Critical RSOS and minimal models: fermionic paths, Virasoro algebra and fields

Abstract

A framework is presented to extend the finitized characters and recursion methods of (off-critical) corner transfer matrices (CTMs), in a self-consistent fashion, to the calculation of CFT characters and conformal partition functions. More specifically, in this paper we consider sℓ(2) minimal conformal field theories on a cylinder from a lattice perspective. We argue that a general energy-preserving bijection exists between the one-dimensional configuration paths of the A L restricted solid-on-solid (RSOS) lattice models and the eigenstates of their double row transfer matrices and exhibit this bijection for the critical and tricritical Ising models in the vacuum sector. To each allowed one-dimensional configuration path we associate a physical state and a monomial in a finite fermionic algebra.
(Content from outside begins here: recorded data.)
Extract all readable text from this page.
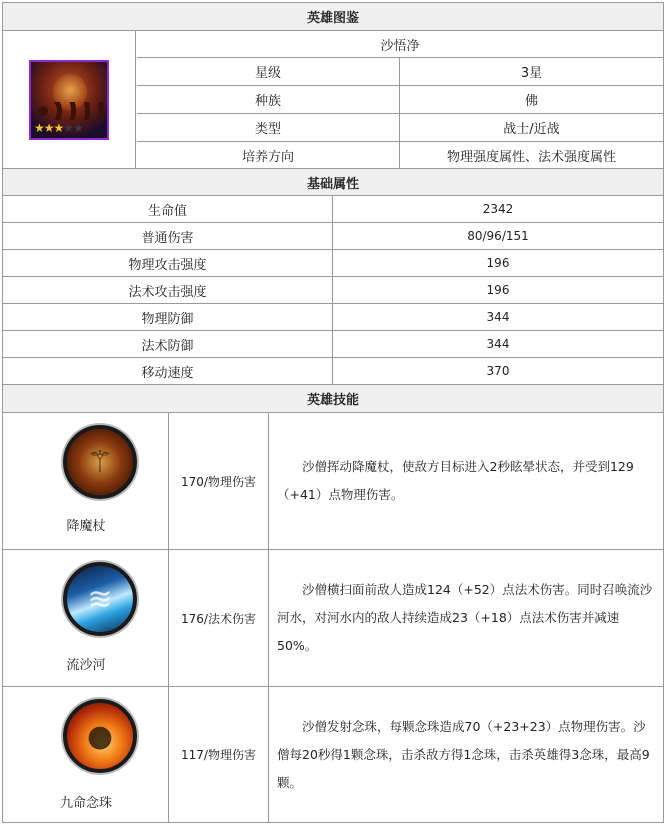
英雄图鉴
★★★★★
沙悟净
星级	3星
种族	佛
类型	战士/近战
培养方向	物理强度属性、法术强度属性
基础属性
生命值	2342
普通伤害	80/96/151
物理攻击强度	196
法术攻击强度	196
物理防御	344
法术防御	344
移动速度	370
英雄技能
⚚
降魔杖
170/物理伤害

沙僧挥动降魔杖，使敌方目标进入2秒眩晕状态，并受到129（+41）点物理伤害。

≋
流沙河
176/法术伤害

沙僧横扫面前敌人造成124（+52）点法术伤害。同时召唤流沙河水，对河水内的敌人持续造成23（+18）点法术伤害并减速50%。

●
九命念珠
117/物理伤害

沙僧发射念珠，每颗念珠造成70（+23+23）点物理伤害。沙僧每20秒得1颗念珠，击杀敌方得1念珠，击杀英雄得3念珠，最高9颗。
The orthonormal states produced by the action of these monomials on the primary states | h〉 generate finite Virasoro modules with dimensions given by the finitized Virasoro characters χ ( N) h ( q). These finitized characters are the generating functions for the double row transfer matrix spectra of the critical RSOS models. We also propose a general level-by-level algorithm to build matrix representations of the Virasoro generators and chiral vertex operators (CVOs). The algorithm employs a distinguished basis which we call the L 1-basis. Our results extend to Z L−1 parafermion models by duality.